Split methylation represents high plasticity and highly differentiated methylation. For different split methylation sites, the underlying mechanisms need further investigation because they represent real biological effects, whether it comes from genetic polymorphisms, gender differences or something else.
Analysis of TFs with predicted binding of methylated DNA
DNA methylation status can influence methylation-mediated protein–DNA interactions. In addition to the classical methyl-CpG binding domain (MBD) proteins, many TFs lacking an MBD, such as Kaiso and CCAAT/enhancer-binding protein-α (CEBPα), can interact with methylated DNA to mediate methylation-mediated biological processes (23). Therefore, we integrated information on methylated DNA–TF interactions based on the results from a recent study (18). Through the comparison of genomic coordinates, it was finally determined that the methylated DNA binding sites from 172 TFs completely overlapped with the cytosine sites in this study, involving a total of 46 519 and 65 116 CpGs for the 450k and 850k platforms, respectively (Supplementary Table S8). In addition, both high and low methylation binding sites of these TFs are included; therefore, it also facilitates a comparison between the observed methylation levels of the queried sites and the methylation levels of the binding sites in the original source of cell types.
The binding information of TFs also provides functional clues for the regulation of gene expression by genotypes. For example, the cytosine in the CpG site of cg00439656 (the 850k platform) from the gene ARHGAP30 (Rho GTPase activating protein 30) is a site of split methylation owing to SNPs with high MAFs in different populations (https://www.ncbi.nlm.nih.gov/snp/?term=rs12728349). As expected, the methylation profiles of cg00439656 in many study datasets in ImmuMethy, such as whole blood cells and PBMCs, comprise three typical peaks centered on approximately 0.89, 0.45 and 0.04 on the x-axis, representing methylated (genotype CC), partially methylated (genotype CT) and unmethylated (genotype TT) status, respectively. The high methylation status of the site is predicted to bind CTCF (CCCTC-binding factor) and RAD21 (RAD21 cohesin complex component) in H1-hESCs, although low methylation may also bind CTCF in HCT116 cells (Supplementary Table S8).

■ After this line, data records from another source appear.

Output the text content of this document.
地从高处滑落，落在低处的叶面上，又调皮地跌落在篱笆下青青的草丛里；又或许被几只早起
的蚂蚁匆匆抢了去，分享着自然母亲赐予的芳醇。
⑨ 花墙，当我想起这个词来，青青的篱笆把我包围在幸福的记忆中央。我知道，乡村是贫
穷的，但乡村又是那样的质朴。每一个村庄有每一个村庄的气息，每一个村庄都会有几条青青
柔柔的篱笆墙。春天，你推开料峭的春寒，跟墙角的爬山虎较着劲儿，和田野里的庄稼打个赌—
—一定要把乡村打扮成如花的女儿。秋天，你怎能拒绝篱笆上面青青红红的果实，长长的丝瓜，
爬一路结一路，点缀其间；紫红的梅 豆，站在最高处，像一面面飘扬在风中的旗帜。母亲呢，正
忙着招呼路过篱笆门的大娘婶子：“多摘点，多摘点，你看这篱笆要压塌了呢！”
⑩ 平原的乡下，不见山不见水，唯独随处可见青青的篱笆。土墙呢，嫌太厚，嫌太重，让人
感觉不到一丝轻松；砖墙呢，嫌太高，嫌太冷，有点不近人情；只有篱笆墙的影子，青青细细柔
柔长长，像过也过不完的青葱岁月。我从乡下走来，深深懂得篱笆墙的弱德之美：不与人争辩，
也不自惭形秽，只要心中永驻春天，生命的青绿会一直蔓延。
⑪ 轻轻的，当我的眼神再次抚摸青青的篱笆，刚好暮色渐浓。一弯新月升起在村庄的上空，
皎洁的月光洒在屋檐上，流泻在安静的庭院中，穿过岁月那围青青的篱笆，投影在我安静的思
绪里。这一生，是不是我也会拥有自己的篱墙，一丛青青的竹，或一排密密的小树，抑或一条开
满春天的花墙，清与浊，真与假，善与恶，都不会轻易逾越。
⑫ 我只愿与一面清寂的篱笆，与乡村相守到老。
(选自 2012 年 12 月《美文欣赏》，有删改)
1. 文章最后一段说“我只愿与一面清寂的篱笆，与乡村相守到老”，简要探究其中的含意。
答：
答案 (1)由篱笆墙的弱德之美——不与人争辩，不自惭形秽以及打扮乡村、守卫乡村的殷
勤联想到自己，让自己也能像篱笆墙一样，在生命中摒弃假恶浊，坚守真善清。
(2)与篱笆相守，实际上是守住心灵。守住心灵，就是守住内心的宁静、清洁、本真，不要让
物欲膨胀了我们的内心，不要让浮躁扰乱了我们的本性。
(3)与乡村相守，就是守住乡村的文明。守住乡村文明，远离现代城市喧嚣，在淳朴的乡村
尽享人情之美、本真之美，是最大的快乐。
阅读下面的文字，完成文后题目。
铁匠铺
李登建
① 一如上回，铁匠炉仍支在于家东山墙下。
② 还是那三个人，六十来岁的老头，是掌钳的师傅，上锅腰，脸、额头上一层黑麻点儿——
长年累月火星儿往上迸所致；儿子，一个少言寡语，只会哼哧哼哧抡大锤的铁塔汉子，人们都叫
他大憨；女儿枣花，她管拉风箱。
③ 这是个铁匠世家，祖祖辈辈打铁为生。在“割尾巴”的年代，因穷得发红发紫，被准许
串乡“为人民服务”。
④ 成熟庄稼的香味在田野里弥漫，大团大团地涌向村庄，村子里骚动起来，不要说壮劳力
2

Nearly all 172 TFs can be expressed in the immune system based on RNA sequencing results in the DICE and ImmGen databases (24, 25). However, because methylation-dependent TF–DNA interactions may be cell type-specific (23) and the main sources of cell types for the TF–DNA interaction examination are not derived from immune cells, the application of ImmuMethy for predicted methylated DNA–TF interactions only implies functional clues for further experimental validation.

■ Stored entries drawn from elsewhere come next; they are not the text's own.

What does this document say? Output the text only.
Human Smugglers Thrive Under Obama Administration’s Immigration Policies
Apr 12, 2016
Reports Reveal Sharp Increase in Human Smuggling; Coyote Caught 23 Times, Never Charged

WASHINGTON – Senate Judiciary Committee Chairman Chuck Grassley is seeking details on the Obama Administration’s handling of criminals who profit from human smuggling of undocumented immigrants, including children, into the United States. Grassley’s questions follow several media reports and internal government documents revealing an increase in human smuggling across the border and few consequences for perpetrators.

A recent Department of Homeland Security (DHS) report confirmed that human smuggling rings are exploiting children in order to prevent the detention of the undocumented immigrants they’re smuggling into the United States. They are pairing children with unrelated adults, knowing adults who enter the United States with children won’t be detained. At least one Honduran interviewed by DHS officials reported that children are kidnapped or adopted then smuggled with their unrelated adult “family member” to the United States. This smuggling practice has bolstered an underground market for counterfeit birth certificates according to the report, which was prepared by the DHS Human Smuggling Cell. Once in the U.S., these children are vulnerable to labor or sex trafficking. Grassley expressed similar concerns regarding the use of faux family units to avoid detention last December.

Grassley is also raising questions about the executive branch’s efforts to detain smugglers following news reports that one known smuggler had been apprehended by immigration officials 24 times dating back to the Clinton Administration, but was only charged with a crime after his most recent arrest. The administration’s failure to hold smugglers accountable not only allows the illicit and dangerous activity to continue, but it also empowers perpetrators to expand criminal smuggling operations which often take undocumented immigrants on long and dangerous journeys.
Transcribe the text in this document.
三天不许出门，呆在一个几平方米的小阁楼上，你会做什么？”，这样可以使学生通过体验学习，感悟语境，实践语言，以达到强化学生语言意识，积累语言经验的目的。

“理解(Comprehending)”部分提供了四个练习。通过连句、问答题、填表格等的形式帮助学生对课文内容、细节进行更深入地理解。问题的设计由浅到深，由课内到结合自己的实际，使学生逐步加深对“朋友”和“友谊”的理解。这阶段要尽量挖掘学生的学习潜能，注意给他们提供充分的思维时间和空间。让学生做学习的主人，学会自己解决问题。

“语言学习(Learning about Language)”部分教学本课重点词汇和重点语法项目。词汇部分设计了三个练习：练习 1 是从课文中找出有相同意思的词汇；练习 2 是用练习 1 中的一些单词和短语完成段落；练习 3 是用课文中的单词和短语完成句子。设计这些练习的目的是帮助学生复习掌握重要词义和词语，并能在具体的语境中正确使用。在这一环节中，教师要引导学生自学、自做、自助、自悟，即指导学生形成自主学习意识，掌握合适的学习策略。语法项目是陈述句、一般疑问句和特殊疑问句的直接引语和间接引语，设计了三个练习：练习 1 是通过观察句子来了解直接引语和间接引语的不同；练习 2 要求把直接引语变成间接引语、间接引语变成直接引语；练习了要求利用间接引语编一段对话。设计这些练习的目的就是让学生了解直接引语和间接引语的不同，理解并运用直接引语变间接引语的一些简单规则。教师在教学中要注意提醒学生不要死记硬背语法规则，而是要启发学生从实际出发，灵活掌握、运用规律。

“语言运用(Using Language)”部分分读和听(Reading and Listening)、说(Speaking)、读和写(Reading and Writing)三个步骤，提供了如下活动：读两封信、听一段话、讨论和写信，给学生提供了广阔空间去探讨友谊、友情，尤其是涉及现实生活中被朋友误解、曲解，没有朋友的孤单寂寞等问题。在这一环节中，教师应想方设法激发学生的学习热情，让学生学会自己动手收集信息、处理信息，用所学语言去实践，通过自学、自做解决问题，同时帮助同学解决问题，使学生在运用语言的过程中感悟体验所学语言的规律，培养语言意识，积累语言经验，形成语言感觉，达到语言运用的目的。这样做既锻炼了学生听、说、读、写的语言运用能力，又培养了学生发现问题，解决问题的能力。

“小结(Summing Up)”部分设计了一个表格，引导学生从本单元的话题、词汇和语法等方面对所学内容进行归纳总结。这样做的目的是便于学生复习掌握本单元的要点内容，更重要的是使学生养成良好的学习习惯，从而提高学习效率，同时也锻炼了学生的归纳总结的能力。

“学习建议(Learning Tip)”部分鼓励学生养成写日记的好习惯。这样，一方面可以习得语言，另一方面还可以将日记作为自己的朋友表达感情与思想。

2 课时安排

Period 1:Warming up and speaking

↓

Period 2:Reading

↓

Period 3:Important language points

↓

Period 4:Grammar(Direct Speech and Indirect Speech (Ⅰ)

Although DNA methylation has been widely studied, a systematic analysis of the variability in DNA methylation using large sample datasets has not been reported. The abundant methylome data used in this study make it possible to quantitatively measure DNA MPL at a single cytosine resolution. ImmuMethy emphasizes exploiting the large sample size to reveal global DNA methylation patterns. With an increasing sample size, the methylation profile curve will become increasingly accurate and representative of broader populations. Moreover, in contrast to the majority of studies of differential methylation, this study addresses the limitations associated with identifying changes in differential DNA methylation. DNA methylation generally shows the minimal change in the absolute difference of methylation levels, even at differentially methylated sites. Although the inverted methylation tendency from methylation to unmethylation tendencies, or vice versa, represents strong differential methylation, the unique site is low in number. The inverted methylation tendencies generally occur among different datasets and still show limited ability to change methylation levels within the same dataset. Genetic changes in alleles are an effective way to change methylation tendencies, thus providing a way to understand the functional associations between genetic variation and genomic loci at the population level, such as gene regulation by TFs with differentiated methylation binding.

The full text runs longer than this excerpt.